### Resources

This section includes links to the papers I found most useful in understanding the Black-Litterman Model, along with minor comments on each reference.

The Black-Litterman Model: A Detailed Exploration is a paper that I maintain which provides a comprehensive discussion of the model include derivations of thevarious formulas and the theory behind the model. It provides a detailed discussion of how to actually implement the Black-Litterman model as well as worked examples from several of the papers. This paper is updated on a regular basis.

The Factor Tau in the Black-Litterman Model is a paper which lays out what the factor tau is and why you might want to use it. It also shows that most implementors can ignore tau and can manage the blending process totally through the value of Omega. This paper is updated on a regular basis.

Global Portfolio Optimization, Black and Litterman, Financial Analysts Journal, 1992.This is the original paper that started it all. Black and Litterman describe their model and provide some details on how it is used. They definitely don't show all the formulas, or derive much of what they do show. They also use a complicated enough example that it's not easy to reproduce exactly what they do.

The Intuition Behind the Black-Litterman Model Portfolios by He and Litterman, 1999. For me, this is one of the two key papers in the literature providing details on how Goldman Sachs uses the Black-Litterman model from one of the authors of the original paper. There are a few versions of this paper floating around. This link is to a version that doesn't have the colorful charts, but instead has more detailed formulas, explanations and tables of results. He and Litterman provide the formulas they used and enough data to reproduce their results.

A Step-By-Step Guide to the Black-Litterman Model by Thomas Idzorek, 2004. This paper is the second key papers in terms of understanding the Black-Litterman model. Idzorek makes a good effort to explain the basic Black-Litterman model, and has then added a very valuable extension to the model for allowing the specification of the view confidence as a simple percentage. He does provide enough data to reproduce his results, but doesn't provide all the formulas you need to implement the basic Black-Litterman model. He also does not work his example of his extension through to completion.

Consistent Asset Return Estimates: The Black-Litterman Approach, Werner Koch, April 2005.This is a set of slides from a presentation on Black-Litterman. It is included in this list because it includes a nice derivation of the core Black-Litterman formulas.

Using the Black-Litterman Global Asset Allocation Model: Three Years of Practical Experience, Bevan and Winkelmann, June 1998.This paper summarizes information on how Goldman Sachs uses Black-Litterman in the Fixed Income group, and what data they use for input and how they calibrate the model.
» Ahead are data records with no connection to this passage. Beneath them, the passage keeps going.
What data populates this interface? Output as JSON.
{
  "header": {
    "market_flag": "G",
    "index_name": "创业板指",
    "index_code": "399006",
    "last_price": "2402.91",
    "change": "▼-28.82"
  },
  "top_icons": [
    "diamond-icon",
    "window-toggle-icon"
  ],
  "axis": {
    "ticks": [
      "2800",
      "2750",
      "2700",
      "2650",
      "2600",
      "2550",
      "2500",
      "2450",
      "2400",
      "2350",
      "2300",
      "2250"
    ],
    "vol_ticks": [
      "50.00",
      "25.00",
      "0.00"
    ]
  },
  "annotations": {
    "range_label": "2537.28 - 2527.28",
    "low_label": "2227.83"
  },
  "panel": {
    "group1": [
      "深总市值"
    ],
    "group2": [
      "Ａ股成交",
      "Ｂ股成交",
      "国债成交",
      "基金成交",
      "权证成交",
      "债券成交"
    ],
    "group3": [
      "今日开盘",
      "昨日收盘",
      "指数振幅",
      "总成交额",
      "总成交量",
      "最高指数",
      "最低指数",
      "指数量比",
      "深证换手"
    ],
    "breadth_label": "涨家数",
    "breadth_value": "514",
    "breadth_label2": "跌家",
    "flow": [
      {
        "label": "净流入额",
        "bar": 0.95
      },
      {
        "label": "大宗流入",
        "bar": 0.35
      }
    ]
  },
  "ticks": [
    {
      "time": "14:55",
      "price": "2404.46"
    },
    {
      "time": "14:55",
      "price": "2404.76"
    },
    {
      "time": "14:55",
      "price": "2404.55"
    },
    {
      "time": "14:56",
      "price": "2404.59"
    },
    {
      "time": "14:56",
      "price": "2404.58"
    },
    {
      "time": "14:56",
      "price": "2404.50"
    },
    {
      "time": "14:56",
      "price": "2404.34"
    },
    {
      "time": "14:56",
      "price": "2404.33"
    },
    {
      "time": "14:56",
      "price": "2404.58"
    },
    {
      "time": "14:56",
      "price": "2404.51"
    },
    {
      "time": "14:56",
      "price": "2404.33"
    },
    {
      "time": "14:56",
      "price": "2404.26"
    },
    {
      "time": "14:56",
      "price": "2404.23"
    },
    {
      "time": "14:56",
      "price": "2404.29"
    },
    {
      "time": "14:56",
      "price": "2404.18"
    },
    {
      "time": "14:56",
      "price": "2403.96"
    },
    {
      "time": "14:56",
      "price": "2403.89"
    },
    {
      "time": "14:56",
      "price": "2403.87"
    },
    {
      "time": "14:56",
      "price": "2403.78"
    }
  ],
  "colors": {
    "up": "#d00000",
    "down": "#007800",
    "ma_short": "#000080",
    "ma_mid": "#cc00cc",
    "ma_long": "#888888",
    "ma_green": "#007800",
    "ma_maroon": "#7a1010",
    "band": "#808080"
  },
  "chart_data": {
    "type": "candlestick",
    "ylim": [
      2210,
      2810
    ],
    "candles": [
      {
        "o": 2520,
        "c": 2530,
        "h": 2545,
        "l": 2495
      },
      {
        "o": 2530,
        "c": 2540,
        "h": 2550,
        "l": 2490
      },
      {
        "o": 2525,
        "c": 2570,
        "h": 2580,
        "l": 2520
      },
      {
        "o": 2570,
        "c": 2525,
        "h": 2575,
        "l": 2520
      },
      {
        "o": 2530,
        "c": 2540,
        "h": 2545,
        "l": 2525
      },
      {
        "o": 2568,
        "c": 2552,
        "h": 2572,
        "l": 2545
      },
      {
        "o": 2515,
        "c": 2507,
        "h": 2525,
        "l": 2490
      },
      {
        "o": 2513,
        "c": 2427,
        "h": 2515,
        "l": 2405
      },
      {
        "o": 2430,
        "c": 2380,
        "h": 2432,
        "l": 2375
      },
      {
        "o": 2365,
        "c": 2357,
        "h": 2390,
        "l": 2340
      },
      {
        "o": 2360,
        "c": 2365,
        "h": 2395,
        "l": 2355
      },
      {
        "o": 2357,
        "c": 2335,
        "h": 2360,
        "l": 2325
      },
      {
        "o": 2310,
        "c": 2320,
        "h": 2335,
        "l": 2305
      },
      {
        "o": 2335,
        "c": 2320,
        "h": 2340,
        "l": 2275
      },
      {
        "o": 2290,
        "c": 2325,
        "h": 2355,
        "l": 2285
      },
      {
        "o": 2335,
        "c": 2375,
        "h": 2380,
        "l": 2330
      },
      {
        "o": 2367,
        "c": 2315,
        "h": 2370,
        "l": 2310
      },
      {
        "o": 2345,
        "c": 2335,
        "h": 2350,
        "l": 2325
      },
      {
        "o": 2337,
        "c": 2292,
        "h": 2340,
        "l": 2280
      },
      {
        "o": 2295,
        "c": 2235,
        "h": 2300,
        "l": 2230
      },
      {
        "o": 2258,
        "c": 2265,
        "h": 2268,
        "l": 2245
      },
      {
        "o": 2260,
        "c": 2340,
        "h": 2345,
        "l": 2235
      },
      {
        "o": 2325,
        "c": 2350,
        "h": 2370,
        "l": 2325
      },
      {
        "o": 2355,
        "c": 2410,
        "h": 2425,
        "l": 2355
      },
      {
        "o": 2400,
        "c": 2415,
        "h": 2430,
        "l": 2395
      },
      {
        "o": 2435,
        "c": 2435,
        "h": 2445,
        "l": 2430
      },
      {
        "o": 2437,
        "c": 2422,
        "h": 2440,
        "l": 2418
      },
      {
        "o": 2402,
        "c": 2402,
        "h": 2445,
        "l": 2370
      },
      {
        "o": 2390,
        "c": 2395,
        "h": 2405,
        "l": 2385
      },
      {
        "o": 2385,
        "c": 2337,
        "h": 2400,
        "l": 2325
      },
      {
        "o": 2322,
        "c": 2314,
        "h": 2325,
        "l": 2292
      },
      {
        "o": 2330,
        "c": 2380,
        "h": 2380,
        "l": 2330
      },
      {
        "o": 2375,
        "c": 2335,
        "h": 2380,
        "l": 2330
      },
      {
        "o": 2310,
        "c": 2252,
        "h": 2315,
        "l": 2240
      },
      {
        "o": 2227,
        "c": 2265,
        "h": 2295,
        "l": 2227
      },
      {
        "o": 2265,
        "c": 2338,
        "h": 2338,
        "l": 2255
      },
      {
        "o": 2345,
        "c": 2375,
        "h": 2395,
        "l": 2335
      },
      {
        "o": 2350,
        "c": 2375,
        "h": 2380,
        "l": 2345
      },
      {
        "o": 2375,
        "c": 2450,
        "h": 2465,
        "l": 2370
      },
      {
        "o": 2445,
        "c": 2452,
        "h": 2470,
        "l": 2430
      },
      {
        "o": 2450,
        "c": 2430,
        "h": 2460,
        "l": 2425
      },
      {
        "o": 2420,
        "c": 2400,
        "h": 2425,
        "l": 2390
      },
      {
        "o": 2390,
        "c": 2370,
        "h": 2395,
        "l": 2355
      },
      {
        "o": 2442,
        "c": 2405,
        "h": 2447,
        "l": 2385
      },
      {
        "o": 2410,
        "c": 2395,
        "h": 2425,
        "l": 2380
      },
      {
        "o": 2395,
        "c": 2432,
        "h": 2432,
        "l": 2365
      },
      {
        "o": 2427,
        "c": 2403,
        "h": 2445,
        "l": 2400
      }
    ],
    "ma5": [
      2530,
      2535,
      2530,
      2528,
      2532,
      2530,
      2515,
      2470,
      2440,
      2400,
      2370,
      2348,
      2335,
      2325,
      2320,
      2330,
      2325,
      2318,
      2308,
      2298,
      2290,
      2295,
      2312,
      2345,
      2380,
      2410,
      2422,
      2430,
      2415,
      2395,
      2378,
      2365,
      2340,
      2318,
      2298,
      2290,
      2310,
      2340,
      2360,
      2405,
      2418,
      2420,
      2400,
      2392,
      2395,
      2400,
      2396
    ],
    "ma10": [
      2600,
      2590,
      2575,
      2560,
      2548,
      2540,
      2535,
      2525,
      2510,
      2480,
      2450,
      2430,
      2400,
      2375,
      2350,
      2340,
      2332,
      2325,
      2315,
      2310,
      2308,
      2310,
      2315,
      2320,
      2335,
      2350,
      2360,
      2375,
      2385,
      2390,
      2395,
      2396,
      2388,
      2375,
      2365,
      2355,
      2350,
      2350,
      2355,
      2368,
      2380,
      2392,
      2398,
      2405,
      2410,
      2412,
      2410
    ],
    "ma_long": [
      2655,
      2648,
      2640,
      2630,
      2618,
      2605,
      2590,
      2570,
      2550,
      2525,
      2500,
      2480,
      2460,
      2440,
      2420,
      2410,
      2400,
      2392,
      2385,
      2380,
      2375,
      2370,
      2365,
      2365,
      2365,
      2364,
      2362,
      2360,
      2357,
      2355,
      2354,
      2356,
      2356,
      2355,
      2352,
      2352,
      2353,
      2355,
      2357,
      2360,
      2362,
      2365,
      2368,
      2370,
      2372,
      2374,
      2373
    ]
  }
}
It does not offer enough details to back out specific implementation details of Black-Litterman itself.

The Black-Litterman Model - Mathematical and Behavioral Finance Approaches Towards its Use in Practice, Mankert, 2006. Licentiate Thesis. This masters thesis was written by a student who implemented Black-Litterman for a Swedish Bank and noted that there wasn't a lot of good literature on the subject. She has some good detail on derivations of the core formulas of the Black-Litterman model, and provides new insights into the model by a novel derivation using sampling theory. She doesn't provide all the formulas needed and doesn't provide much in the way of worked examples. Still a very good source of information on the Black-Litterman model.

Krishnan, Hari and Norman Mains (2005): “The Two-Factor Black Litterman Model,”

Risk Magazine, July, pp. 69-73. This is an interesting article from Risk Magazine which shows how to add an additional factor to the Black-Litterman model, and how to compute new equilibrium returns. The factor they add to the model is recession risk as proxied by the Altman index of high yield bonds. I previously found this on the internet, but can't find the links anymore. I am hoping to find them again and include them here.

In Bayesian Asset Allocation: Black- Litterman by Daniel Blamont and Nick Firoozye they work through an example in global fixed income illustrating tactical asset allocation versus a benchmark. Thanks to Daniel Blamont of Deutsche Bank for providing me a copy and for permission from Deutsche Bank to post it for easier access by students of the Black-Litterman model.

Assessing Views by Fusai and Meucci, 2003. This paper from Risk Magazine provides a quick tour of the Black-Litterman related content which ends up in Attilio Meucci's book, Asset Allocation and Risk, Springer Finance, 2005. He provides the alternate formulation of the posterior variance and also a new measure for determining whether one views are extreme. Attilio Meucci has several more papers and some MATLAB code for implementing his ideas on his website.